Margaret Jones, manager of Gofal Bro, which employs 50 carers offering personal care to the elderly and vulnerable across North Wales, said: “Cathy Ann has been there for me for advice and guidance at any time. She is responsible for staff training and induction and during the last seven years she has developed specific training courses that have been so valuable in the development of knowledge and skills for my staff.
“She is dedicated in her quest for training and strives to impress on staff the need for them to maintain the trust and confidence of service users. She instills on them the importance of ‘helping them to help themselves’ promoting independence and choices.”
As part of this ethos Cathy Ann wrote a Welsh language cook book including easy recipes for one and two people, which are nutritious and easily digestible for the elderly and can be prepared in 30 minutes.
She said: “Home carers can struggle when it comes to cooking meals quickly so the book offers hints on things like slicing potatoes and vegetables very thinly so they cook quicker, preparing soups and quick nutritious meals.
“We also put together baskets of handy utensils for staff to keep at hand, as many people don’t have certain items in their own homes. This way our carers can show the people they care for how much easier it would be to prepare things themselves using a certain utensil or simple ingredient. We did the same for cleaning staff, who were given a basket of essential cleaning equipment to carry with them.”

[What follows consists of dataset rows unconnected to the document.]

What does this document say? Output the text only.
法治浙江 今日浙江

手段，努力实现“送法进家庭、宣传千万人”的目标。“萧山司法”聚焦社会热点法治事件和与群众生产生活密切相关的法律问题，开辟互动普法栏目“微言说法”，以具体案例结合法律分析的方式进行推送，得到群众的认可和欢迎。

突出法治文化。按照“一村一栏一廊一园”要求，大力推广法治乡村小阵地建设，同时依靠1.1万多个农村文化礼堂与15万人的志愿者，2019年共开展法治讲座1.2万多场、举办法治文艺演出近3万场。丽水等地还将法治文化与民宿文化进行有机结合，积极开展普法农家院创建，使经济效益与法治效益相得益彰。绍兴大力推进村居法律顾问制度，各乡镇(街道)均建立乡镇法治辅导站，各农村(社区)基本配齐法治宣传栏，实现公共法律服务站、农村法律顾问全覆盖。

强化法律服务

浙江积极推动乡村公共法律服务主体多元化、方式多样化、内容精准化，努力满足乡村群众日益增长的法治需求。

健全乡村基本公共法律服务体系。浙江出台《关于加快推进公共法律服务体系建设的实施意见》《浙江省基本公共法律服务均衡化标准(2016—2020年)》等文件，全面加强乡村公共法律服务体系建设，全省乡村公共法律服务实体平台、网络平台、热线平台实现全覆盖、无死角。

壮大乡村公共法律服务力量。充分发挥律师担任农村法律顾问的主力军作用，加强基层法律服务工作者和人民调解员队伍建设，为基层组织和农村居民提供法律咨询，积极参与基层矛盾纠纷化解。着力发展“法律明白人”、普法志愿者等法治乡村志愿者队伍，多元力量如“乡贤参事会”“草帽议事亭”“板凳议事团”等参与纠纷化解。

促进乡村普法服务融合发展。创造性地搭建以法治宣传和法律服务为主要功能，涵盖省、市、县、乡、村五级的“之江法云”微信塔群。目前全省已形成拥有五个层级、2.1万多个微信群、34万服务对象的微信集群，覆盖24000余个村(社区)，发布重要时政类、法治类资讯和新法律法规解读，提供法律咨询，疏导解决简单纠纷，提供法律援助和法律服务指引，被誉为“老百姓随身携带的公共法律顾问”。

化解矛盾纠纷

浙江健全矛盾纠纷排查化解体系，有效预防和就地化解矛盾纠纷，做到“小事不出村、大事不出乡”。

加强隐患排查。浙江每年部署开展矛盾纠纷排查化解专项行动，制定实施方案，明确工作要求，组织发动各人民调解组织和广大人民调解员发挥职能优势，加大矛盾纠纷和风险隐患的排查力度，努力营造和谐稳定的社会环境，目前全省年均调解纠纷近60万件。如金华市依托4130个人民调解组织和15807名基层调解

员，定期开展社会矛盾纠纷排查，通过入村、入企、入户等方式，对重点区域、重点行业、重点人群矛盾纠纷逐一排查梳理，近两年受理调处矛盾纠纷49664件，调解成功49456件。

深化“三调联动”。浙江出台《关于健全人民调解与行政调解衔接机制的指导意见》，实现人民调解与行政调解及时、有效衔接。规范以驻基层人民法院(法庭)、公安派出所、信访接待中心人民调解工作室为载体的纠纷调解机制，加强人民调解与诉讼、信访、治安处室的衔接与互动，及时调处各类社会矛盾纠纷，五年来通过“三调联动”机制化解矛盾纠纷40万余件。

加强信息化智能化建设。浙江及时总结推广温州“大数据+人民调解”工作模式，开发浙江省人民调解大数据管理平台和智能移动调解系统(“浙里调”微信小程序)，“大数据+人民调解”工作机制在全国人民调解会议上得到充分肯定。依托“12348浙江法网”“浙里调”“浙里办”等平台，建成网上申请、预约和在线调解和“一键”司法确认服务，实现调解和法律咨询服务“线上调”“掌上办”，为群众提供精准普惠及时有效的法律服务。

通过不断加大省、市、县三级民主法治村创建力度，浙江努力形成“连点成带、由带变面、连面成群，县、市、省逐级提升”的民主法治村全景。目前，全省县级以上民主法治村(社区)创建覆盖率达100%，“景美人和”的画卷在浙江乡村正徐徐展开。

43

Anglesey-born Cathy Ann of Oniddelo, Pentre Berw, Gaerwen, started as a domestic science schoolteacher in 1971. When she couldn’t find a permanent position she applied for a job in social services.
“I got it, even though I’d no social work experience,” said Cathy Ann, who soon showed a natural aptitude for the role. She went on to pass social work qualifications and work her way through the ranks to take charge of the home help service across Gwynedd.
She eventually became principal officer responsible for residential homes and day care centers, including meals on wheels kitchens. She created training courses for residential home staff and full time carers visiting people in their own homes.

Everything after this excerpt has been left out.